Поскольку все таким образом, по-видимому, в полном порядке и, кажется, останется таковым, я снова искушен спросить, как ЭТО может быть? Мы питаем скрытые сомнения, действительно ли эти джентльмены ЯВЛЯЮТСЯ музыкантами; очевидно, они не проявляют ни малейшего МУЗЫКАЛЬНОГО ЧУВСТВА; однако, на самом деле, они СЛЫШАТ очень точно (с математической, а не идеальной точностью; contretemps, подобные тому, что случился с ошибочными оркестровыми партиями, случаются не с каждым); они быстро разбираются в партитуре, читают и играют с листа (многие из них, по крайней мере, делают это); короче говоря, они доказывают, что являются настоящими профессионалами; но, наряду с этим, их общее образование (Bildung) — несмотря на все усилия — таково, что может сойти за таковое только в случае музыканта; так что, если бы музыку вычеркнуть из списка их достижений, мало что осталось бы — меньше всего человек духа и смысла. Нет, нет! Они, безусловно, ЯВЛЯЮТСЯ музыкантами и очень компетентными музыкантами, которые знают и могут делать все, что относится к музыке. Ну, тогда? Как только они начинают исполнять музыку, они путают дела и чувствуют себя неуверенно во всем, если только это не «Ewig, selig» или, в лучшем случае, «Господь Саваоф!»

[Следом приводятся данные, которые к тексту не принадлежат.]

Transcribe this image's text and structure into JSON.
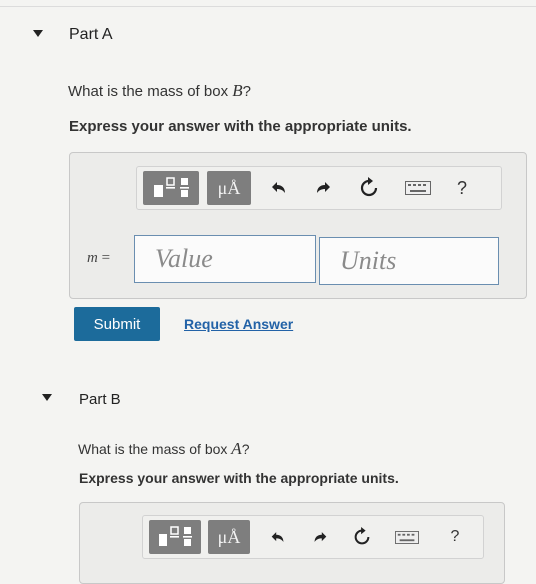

То, что делает нашу великую музыку великой, — это именно то, что сбивает этих людей с толку; к сожалению, это нельзя выразить словами и понятиями, ни арифметическими цифрами. И все же, что это, как не музыка? И только музыка! В чем же тогда может быть причина этой бесплодности, сухости, холодности, этой полной неспособности почувствовать влияние истинной музыки и в ее присутствии забыть любую маленькую досаду, любую мелкую ревнивую обиду или любое ошибочное личное представление? Мог бы поразительный дар Моцарта к арифметике послужить нам смутным объяснением? С одной стороны, кажется, что у него — чья нервная система была чрезмерно чувствительна к любому беспокоящему звуку, чье сердце билось с таким переполняющим сочувствием — идеальные элементы музыки встретились и соединились, чтобы образовать чудесное целое. С другой стороны, наивный способ Бетховена складывать свои счета достаточно хорошо известен; арифметические задачи любого рода или вида, безусловно, никогда не входили в его социальные или музыкальные планы. По сравнению с Моцартом он предстает как monstrum per excessum в сторону чувствительности, которая, не будучи сдержанной и уравновешенной интеллектуальным противовесом с арифметической стороны, вряд ли могла бы существовать или избежать преждевременного разрушения, если бы она, к счастью, не была защищена исключительно крепкой и надежной конституцией. И ничто в музыке Бетховена не может быть измерено или оценено цифрами; в то время как у Моцарта многое из того, что кажется регулярным — почти слишком регулярным (как уже упоминалось) — мыслимо и может быть объяснено как результат наивного смешения этих двух крайностей музыкального восприятия. Соответственно, профессиональные музыканты, находящиеся под следствием, предстают как чудовища в области музыкальной арифметики; и нетрудно понять, как такие музыканты, наделенные прямо противоположным бетховенскому темпераментом, должны преуспевать и процветать с нервной системой самого обычного типа.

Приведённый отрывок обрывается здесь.